Ostatni okres władzy rosyjskiej był szczególnie dotkliwy dla ludności miasta.  Przed jego opuszczeniem okupanci wywozili z budynków rządowych, miejskich, bankowych i prywatnych mieszkań wszystko, co im wpadło w ręce. Rewizje były na porządku dziennym. Rosjanie chwytali w obławach ulicznych ludzi i pędzili ich do kopania wałów lub grobów. Wielkie usługi dla mieszkańców miasta w okresie okupacji oddał wiceprezydent miasta dr Tadeusz Rutowski. „Kurier Lwowski” pisał o „ukochanym przez całą ludność prezydencie Rutowskim, który był jej i najmędrszym ojcem i jakby najczulszą matką także. Mądrze ster trzymał w czas złowieszczej burzy, ratując tonących, podając na wszystkie strony pomocną dłoń. Całe miasto zasiał instytucjami ratunkowymi, o nikim nie zapomniał”.  W czerwcu 1915 roku z terenów walk napływały wciąż straszne wieści o zgliszczach i ruinach. Cofająca się armia rosyjska zostawiała za sobą pogorzeliska. Palono chaty, stodoły i wiatraki.  Maltretowano ludność i straszono ją, że wszyscy mężczyźni w sile wieku będą przez „germańców” wywiezieni. Pędzono ją nahajkami wraz ze zrabowanym bydłem. Wystraszona ludność kryła się po lasach i jarach. Mieszkańcy Lwowa byli jednak pełni nadziei, a władze wybiły nawet specjalną okolicznościową odznakę z datą 22 czerwca 1915 roku z okazji zakończenia rosyjskiej okupacji. 
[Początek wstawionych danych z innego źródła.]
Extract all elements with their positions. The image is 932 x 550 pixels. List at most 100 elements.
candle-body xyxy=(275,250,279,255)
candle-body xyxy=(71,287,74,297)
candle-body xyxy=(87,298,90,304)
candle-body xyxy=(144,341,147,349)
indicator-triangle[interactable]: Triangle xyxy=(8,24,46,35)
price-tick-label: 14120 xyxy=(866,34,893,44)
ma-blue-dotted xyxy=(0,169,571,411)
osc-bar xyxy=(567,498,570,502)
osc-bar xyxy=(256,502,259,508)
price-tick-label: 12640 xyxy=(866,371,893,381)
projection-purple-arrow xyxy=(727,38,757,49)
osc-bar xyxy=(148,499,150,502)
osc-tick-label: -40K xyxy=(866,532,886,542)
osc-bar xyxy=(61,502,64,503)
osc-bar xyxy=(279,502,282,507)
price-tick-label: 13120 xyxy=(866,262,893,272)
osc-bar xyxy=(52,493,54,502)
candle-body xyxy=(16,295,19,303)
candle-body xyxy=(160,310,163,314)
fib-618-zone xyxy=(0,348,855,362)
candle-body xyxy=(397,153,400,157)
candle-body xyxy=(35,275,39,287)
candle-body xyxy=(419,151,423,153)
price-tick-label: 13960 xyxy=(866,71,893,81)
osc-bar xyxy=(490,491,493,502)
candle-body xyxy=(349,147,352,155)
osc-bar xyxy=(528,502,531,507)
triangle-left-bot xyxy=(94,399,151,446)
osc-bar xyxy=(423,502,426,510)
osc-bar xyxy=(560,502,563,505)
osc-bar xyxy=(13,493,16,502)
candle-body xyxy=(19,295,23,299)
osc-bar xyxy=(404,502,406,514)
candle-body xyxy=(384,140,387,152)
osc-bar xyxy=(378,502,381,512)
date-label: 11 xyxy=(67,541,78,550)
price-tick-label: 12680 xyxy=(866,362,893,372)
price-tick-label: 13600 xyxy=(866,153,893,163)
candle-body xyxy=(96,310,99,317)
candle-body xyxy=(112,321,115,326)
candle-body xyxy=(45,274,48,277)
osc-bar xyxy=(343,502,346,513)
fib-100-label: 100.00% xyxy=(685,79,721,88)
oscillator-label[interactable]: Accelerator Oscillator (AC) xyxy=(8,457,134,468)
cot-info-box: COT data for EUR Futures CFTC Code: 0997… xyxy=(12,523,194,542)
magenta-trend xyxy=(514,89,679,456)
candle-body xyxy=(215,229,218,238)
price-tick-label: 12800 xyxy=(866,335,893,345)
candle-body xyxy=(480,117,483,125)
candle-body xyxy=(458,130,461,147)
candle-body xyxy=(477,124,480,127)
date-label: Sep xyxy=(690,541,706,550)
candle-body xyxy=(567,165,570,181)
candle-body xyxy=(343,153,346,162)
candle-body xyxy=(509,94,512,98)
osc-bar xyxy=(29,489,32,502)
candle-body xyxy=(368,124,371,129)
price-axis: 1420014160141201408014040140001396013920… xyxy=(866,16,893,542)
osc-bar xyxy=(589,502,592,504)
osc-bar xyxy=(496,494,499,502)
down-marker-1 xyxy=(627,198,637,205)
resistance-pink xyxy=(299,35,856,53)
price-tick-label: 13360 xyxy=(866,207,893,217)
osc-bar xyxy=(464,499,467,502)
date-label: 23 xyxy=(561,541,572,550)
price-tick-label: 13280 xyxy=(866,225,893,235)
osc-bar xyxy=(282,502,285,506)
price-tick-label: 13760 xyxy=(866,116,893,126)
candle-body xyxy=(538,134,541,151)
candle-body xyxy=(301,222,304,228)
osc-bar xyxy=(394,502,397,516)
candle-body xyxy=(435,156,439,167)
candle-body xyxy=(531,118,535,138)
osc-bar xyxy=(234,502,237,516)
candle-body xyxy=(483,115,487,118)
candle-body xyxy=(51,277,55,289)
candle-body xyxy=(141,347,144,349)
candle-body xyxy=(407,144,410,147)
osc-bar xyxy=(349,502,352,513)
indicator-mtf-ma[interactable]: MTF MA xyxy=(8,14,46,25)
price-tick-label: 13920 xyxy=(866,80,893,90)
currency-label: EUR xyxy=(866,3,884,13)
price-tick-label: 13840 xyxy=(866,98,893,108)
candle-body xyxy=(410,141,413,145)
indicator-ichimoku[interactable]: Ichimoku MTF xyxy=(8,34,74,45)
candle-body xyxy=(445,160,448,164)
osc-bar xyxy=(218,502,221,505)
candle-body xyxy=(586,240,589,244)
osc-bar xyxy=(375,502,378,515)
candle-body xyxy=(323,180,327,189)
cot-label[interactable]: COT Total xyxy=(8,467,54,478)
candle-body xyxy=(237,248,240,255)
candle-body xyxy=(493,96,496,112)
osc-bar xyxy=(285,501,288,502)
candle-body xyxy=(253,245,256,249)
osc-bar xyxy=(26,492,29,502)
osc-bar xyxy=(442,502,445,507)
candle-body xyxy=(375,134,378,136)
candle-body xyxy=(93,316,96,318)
(Na zdjęciu: propagandowa pocztówka austriacka opisana jako: „Wkroczenie wojsk austriackich pod dowództwem Jego ces. i król. Wysokości naczelnego dowódcy armii, arcyksięcia Fryderyka, do Lwowa. Oficjalna karta c. i k. urzędu opieki wojennej. Napmiątkę uwolnienia Lwowa w r. 1915 od najazdu Moskali”.)